While dining facilities on campus offer a variety of healthy foods, the same can be said about the selection of unhealthy options. Forster, however, said this is the best representation of food options students will encounter beyond graduation. She said students would be in for a rude awakening after moving off campus if they were presented with only healthy options while living on campus.

Dining Services’ website offers additional tips for healthy eating on campus, including how to balance calories, which foods to increase or avoid and what an ideal plate would look like with each of the five food groups — carbohydrates, proteins, milk and dairy, fruits and vegetables, and fats and sugars.

As a part of Partnership for a Healthier America — a nonprofit that works with the private sector to ensure the health of the country’s youth, according to its website — Dining Services also has a list of easy “wellness meals” for students eating at on-campus dining facilities. Each meal follows “strict guidelines for sodium, saturated fat, and trans fat and also contain the correct amounts of fruits, vegetables, protein, whole grains and dairy or dairy alternative,” according to Dining Service’s website.

Forster said she created the list of meals with the intention of including options that would always be accessible at Ohio State’s dining facilities and recommends taking the meals as loose guidelines rather than following them strictly.

Off-campus options present a different set of challenges. Though buying groceries and preparing meals arguably might be the most economic and healthy option, Janele Bayless, Student Wellness Center nutritionist, said students should know how to make nutrition-conscious decisions when dining out.

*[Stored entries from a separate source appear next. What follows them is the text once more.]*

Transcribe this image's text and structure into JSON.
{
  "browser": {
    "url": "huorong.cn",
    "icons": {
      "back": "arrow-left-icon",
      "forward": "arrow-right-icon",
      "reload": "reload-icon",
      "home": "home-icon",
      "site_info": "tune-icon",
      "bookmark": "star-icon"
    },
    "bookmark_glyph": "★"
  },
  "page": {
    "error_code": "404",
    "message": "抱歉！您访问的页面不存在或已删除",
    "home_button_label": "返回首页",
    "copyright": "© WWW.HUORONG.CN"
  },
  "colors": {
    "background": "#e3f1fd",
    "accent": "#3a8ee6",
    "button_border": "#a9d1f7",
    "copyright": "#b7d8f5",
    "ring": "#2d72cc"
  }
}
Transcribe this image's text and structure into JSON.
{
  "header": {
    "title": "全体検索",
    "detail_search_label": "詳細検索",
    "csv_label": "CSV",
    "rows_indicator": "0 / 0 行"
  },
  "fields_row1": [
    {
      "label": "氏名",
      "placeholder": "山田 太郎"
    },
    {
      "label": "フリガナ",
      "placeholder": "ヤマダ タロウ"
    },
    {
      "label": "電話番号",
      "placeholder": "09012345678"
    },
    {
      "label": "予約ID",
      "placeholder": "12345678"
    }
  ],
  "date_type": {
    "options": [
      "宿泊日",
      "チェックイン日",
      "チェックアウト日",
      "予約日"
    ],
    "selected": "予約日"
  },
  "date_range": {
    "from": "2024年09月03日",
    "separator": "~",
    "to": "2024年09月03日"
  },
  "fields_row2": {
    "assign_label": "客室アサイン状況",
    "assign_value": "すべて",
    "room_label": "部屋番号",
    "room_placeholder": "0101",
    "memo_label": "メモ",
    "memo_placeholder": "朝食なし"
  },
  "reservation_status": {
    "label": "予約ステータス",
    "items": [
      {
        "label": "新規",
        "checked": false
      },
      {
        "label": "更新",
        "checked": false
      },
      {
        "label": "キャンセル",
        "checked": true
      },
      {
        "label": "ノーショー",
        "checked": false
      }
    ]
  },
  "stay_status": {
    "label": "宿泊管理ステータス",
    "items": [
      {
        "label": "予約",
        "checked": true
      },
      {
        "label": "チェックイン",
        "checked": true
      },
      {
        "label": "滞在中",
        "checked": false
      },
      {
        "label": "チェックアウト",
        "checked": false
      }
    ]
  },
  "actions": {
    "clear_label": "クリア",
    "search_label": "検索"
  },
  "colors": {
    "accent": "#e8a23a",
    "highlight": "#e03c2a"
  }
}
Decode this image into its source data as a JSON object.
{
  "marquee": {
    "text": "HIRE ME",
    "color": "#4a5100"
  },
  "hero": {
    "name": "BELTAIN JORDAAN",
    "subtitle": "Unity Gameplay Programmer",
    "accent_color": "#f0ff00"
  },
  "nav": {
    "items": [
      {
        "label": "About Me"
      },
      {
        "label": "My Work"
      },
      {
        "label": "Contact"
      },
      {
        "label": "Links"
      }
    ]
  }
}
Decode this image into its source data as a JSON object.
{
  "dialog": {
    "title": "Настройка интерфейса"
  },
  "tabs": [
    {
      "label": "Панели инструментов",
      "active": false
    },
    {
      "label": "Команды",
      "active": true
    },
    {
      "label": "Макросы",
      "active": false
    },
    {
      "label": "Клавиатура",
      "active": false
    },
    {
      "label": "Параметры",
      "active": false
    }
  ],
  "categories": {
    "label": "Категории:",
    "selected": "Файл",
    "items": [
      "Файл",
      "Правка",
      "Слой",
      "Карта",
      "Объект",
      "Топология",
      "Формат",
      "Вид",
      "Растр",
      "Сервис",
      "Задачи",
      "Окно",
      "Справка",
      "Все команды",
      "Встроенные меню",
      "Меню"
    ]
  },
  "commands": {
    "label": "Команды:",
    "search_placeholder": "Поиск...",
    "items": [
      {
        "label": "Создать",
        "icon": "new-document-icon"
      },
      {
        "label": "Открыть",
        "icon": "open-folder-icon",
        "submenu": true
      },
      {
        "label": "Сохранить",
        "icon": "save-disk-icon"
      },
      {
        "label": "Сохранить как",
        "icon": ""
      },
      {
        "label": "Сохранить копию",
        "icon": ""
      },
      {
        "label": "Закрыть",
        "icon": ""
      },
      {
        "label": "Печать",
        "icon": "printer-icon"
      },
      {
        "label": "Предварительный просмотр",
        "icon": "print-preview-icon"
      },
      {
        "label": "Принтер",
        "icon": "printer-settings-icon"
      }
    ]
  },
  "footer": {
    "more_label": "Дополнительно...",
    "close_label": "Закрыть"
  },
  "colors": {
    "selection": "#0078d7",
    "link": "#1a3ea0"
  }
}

Bayless said there are two ideal ways to approach structuring meals when dining out.

First, she said she recommends aiming for a combination of all three macronutrients: carbohydrates, proteins and fats. Because our bodies digest each macronutrient at different rates, she said getting a combination of all three will help satisfy and sustain our bodies and ensure a balance of nutrients.

She also said she recommends including at least one protein or dairy source as well as a fruit or vegetable.

“Another way that we can structure it is by aiming for a mix of three or more food groups,” she said. “Of the grains, fruits, veggies, protein and dairy, picking from three out of the five.”

Bayless said she also believes “all foods can fit” and encourages students to eat what sounds good but consider what else they’re giving their bodies during the rest of the day, such as fruits, vegetables, water and exercise.

“Beyond that, it really comes down to portions,” she said.

Bayless said research shows people generally eat 92 percent of the food in front of them, and they can eat 20 percent more or less without realizing. To combat this unconscious eating, she suggested students eat smaller portions, order less food, split meals with friends or asking for a to-go container at the beginning of a meal and save half for later.

Both Forster and Bayless said they encourage students to take advantage of their resources by meeting with Forster if they have a meal plan or one of the nutritionists at the Wellness Center at the RPAC.